BlobSync now has parallel uploading of the binary deltas to Azure Blob Storage. Sounds like an obvious improvement (which I’ll continue to expand/improve) but wanted to make sure all the binary delta edge cases were working before adding tasks/threads into the mix. Currently the parallel factor is only 2 (this will be soon configurable) but it’s enough to prove it works. There have been some very tough bugs to squash since the 0.2.2 release, particularly around very small adjustments (byte or two) at the end of files being updated. These were being missed out previously, this is now fixed.
A small design change is how BlobSync uses small signatures when trying to determine how to match against new content. The problem is when we should and should NOT reuse small signatures.
For example (sorry for dodgy artwork), say we have a blob with some small signatures contained in it:
Then we extend the blob and during the update process we need to see if we have any existing signatures that can be reused in the new area:
The problem we have is that if these small signatures are a few bytes in size and they’re trying to find matches in the new area (yellow) there is a really good chance that they’ll get a match. After all, there are only 256 values to a byte! So what we’ll end up with is a new area that is potentially reusing a lot of small signatures instead of making a new block/signature and uploading the new data. Now strictly speaking we usually want to reuse as many signatures/blocks as we can but the problem with using so many tiny blocks is that we’ll soon fragment our blobs so much that we’ll end up not being able to update properly. Don’t forget a blob can only consist of 50000 blocks maximum.

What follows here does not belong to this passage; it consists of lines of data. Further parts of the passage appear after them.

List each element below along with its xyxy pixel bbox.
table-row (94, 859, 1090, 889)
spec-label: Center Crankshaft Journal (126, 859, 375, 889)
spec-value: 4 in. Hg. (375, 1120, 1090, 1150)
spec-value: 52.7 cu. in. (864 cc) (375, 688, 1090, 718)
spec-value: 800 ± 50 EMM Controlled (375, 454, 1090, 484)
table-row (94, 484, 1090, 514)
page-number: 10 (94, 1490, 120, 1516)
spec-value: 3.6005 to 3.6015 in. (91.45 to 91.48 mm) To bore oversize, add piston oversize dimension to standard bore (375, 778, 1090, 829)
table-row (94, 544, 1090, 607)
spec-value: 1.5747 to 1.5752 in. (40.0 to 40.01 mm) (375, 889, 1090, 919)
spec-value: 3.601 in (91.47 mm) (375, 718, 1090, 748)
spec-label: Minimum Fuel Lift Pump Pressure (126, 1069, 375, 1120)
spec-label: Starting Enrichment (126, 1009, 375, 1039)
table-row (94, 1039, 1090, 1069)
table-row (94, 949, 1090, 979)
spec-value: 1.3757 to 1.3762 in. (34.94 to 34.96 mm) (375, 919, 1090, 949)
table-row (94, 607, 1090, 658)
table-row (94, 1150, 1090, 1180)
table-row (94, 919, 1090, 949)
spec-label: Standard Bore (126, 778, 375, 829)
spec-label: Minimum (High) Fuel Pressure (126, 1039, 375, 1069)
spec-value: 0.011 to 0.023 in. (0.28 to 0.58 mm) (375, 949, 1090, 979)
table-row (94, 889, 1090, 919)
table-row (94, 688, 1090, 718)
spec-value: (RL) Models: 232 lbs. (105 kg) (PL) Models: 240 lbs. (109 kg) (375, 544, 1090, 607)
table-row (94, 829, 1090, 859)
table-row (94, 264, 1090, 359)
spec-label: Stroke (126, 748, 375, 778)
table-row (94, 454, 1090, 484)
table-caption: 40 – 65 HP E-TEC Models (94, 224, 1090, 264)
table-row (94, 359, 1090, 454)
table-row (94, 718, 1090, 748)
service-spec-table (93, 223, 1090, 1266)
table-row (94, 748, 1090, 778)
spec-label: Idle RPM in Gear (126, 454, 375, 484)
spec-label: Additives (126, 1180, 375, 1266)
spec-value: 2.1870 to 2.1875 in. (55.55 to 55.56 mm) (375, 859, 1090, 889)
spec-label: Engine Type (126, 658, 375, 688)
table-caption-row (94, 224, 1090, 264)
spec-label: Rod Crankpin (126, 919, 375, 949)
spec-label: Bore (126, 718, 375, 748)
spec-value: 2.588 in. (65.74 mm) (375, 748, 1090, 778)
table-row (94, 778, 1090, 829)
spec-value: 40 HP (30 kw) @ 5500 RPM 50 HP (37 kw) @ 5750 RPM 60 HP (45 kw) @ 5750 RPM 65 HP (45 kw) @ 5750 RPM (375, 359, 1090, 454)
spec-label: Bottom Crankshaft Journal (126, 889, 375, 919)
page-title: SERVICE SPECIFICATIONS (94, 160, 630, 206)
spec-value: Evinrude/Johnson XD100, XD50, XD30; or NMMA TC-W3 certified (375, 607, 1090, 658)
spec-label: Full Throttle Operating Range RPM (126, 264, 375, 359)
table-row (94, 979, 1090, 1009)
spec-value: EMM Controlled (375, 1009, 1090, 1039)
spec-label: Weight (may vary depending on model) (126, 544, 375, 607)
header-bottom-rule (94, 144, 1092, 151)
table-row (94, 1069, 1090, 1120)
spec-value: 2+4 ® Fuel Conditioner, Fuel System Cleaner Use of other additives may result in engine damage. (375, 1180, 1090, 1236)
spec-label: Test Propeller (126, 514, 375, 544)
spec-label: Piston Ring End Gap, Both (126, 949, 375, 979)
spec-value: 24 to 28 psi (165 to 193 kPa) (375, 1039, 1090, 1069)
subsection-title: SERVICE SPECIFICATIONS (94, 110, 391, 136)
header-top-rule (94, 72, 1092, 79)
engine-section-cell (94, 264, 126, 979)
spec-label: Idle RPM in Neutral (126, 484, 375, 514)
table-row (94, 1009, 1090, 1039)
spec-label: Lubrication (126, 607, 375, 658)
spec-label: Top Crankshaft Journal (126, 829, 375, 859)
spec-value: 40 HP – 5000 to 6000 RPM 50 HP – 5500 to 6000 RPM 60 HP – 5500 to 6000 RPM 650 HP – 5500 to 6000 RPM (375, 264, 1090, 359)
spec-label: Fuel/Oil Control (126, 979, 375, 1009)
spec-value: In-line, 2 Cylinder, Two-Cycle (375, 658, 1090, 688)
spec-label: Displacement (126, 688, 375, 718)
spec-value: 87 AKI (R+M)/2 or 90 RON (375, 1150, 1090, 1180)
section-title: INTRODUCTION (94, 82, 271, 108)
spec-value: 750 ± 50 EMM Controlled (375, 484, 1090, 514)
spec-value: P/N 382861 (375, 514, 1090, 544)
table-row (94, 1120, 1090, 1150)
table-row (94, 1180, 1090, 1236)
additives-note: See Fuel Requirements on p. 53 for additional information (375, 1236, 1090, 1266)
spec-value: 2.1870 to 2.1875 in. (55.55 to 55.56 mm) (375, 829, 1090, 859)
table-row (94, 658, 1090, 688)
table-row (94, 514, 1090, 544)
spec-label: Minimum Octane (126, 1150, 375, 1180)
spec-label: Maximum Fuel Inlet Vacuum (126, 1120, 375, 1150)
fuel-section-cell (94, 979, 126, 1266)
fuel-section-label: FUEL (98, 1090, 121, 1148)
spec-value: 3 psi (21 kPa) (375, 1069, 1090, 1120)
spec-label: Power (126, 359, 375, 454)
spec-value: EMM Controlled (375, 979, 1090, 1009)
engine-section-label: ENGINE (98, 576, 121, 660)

So a rule BlobSync 0.3.0 has added is that if the byte range we’re looking at (yellow above) is greater than 1000 bytes and the block/signature we’re looking at is greater than 100 bytes then we’ll attempt to match OR if the byte range and the signature are exactly the same size. This way we’ll hopefully reduce the level of fragmentation and only add the volume of data being uploaded by a small percentage.
Sigexplorer has also been improved when you want to view the signatures being generated. Instead of rendering all signatures at once in the tree structure it will simply populate the “branches” as the user clicks on them. This reduces the load time significantly and makes the entire experience much quicker.